We had no sooner settled into position than a huge sandstorm rolled in. If you've seen the movie
The Mummy
, that's exactly what it looked like. A horseshoe-shaped brown cloud, 10 miles high. Visibility went from 900 meters, to 50, to 10, and it got almost as dark as night. The sand got into everything, but at least I had goggles. I still couldn't see very far, but I didn't get sand in my eyes.

Broadhead and I were at the front of the column of support troops, along with Sergeant Wallace in his Bradley, Sergeant Housey in his M1, and Lieutenant Garrett McAdams in his Bradley. McAdams was a young professional soldier from South Carolina. He had graduated from the Citadel and was so tall and skinny we joked about having to tie him to a rock during the sandstorm to keep him from blowing away.

Third and Fourth Platoons were at the rear of the column, with Staff Sergeant John Williams acting as tail gunner in the Casanova. He started taking small arms fire from the town on the other side of the Euphrates, but not too many people were dumb enough to try to cross that bridge. If they did, they didn't last very long.
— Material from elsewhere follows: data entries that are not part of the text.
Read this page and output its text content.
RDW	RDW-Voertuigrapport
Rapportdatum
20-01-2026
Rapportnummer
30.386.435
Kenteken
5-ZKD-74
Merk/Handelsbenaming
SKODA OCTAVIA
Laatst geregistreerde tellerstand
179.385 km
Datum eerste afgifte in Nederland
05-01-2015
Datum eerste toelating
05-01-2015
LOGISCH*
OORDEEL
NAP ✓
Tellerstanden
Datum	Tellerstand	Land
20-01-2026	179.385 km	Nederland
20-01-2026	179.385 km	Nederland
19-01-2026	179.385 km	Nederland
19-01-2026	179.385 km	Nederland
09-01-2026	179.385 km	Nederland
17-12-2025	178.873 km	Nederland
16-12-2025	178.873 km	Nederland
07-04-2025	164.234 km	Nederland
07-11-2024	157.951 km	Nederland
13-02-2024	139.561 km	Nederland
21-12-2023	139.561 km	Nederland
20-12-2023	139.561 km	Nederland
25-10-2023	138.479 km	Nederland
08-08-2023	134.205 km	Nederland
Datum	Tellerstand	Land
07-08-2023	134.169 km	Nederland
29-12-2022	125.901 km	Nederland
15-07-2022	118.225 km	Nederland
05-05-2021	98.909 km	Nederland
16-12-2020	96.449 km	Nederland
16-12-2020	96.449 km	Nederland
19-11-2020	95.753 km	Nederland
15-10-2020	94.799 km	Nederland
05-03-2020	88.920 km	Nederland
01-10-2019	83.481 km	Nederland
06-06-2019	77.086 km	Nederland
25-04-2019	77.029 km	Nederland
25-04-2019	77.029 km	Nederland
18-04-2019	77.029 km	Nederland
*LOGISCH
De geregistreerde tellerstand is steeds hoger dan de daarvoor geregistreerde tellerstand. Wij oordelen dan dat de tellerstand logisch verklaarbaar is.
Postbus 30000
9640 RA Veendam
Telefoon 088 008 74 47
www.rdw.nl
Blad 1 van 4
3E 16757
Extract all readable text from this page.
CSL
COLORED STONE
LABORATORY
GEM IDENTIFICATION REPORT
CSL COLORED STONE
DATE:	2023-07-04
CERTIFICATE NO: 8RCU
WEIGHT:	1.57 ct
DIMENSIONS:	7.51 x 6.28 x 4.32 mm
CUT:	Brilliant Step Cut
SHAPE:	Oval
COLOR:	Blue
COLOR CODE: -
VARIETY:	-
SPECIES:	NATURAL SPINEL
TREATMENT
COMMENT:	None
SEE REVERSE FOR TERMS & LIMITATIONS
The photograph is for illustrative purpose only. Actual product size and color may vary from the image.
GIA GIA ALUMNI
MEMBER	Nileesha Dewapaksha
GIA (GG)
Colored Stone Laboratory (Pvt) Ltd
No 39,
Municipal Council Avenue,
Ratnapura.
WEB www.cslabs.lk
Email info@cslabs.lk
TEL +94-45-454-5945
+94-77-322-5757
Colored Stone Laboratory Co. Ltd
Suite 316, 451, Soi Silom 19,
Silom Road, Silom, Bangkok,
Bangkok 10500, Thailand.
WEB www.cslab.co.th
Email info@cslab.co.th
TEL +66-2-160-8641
Williams was a good man, with a good crew. Sergeant Thomas Hudgins was his gunner, a good ol' boy from Georgia who was always cracking jokes. Specialist John Pecore was the driver. He was a tall kid from Texas, and Williams liked him a lot. Williams's dismount/loader/observer was Specialist Clint Leon, who hailed from Arizona. With them watching the troop's back I didn't have any worries.